By Victor Shelton and Robert Zupancic
Cover crops could be used for livestock grazing. If these crops are planted with funds from the USDA-NRCS Environmental Quality Incentives Program, the grazing needs to be managed to guarantee that the original purpose isn’t compromised. Grazing is a secondary purpose with EQIP. Erosion control, soil compaction relief, nutrient management and soil health are primary purposes.
There are two possible times for grazing fall-seeded cover crops: either fall and winter or spring. It’s specific to the cover crop planted. Either time frame can reduce feed costs, extend the grazing season and, especially in the fall, allow for longer rest and more growth on pasture fields not being grazed.
The more days livestock can graze and not be fed something you must haul to them, the easier it is on your wallet. Feeding hay normally means nutrients were removed from somewhere. Grazing forages returns most nutrients to the land and enhances biological life in the soil.

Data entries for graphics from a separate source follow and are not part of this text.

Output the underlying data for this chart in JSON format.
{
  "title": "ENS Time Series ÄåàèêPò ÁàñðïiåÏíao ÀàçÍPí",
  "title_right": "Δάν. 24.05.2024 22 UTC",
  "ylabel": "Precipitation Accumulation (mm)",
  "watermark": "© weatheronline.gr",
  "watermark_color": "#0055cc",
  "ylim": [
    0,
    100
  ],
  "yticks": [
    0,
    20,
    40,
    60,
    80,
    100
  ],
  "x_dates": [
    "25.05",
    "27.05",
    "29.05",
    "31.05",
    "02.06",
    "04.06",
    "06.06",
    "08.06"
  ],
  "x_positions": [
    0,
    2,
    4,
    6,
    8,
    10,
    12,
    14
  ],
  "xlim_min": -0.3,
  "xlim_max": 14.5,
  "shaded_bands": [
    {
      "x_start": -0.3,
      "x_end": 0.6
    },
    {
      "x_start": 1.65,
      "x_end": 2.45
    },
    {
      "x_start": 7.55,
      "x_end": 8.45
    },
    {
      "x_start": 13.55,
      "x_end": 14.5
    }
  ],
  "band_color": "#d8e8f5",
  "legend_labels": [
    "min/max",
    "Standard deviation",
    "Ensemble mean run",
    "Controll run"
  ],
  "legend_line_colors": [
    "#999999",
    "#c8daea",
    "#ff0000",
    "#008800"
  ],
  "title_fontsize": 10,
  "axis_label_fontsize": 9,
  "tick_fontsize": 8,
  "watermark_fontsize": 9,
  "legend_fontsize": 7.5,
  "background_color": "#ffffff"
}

On prevented planting acres, forages can be grazed or harvested after Sept. 1 in 2019 only. Summer annuals such as sorghum-sudangrass, sudangrass and millets are best suited for this use. However, some forages — such as sorghum-sudangrass, sunn hemp and some millets — may become overmature by Sept. 1. Two other negative possibilities of summer annuals are nitrate toxicity and prussic acid poison.
There are other choices. Brassicas and oats grow quickly in September with sufficient moisture and can produce quite a bit of forage quickly. Oats and possibly brassicas will normally winterkill. Cereal rye planted with these crops will continue growing and come on strong next spring, providing good cover and possibly a second opportunity to graze if soil conditions are favorable.
Cover crop benefits
Adding annuals can significantly increase intake and nutritional quality of corn residue. Higher moisture content and nutritional quality of growing cover crops balances the dryness and lower quality of corn residue.
Most cereal grains — such as wheat, triticale and cereal rye — planted in the fall don’t get enough growth to graze in the fall. They can provide a fair amount of grazing the following spring if soil conditions allow. However, springs often are too wet to graze. If soil conditions prevail, livestock can graze early growth, and annuals can still provide adequate cover to plant into.
It’s always best to allocate annuals and crop residues in one- to seven-day allocations for the highest efficiency. Livestock shouldn’t be left on fields all winter, nor fed hay or other products that would negatively affect the cover crop or require tillage to resolve problems prior to planting.
When grazing cover crops grown on cropland, it’s important that you know what herbicides and other pesticides have been used and what the wait period is prior to grazing. Always follow label restrictions.
A properly planned cover crop can add numerous options if you’re currently grazing or if you plan to add livestock for additional soil health benefits. Proper planning — such as the potential carryover of previous herbicides, cover crop seed selection, establishment methods and timing — will help improve your overall cover crop experience. Explore how you can integrate cover crop grazing opportunities into your pasture-based livestock operation.
Shelton is the state grazing specialist with the Natural Resources Conservation Service. Zupancic is the NRCS southeast Indiana grazing specialist. They write on behalf of the Indiana Conservation Partnership.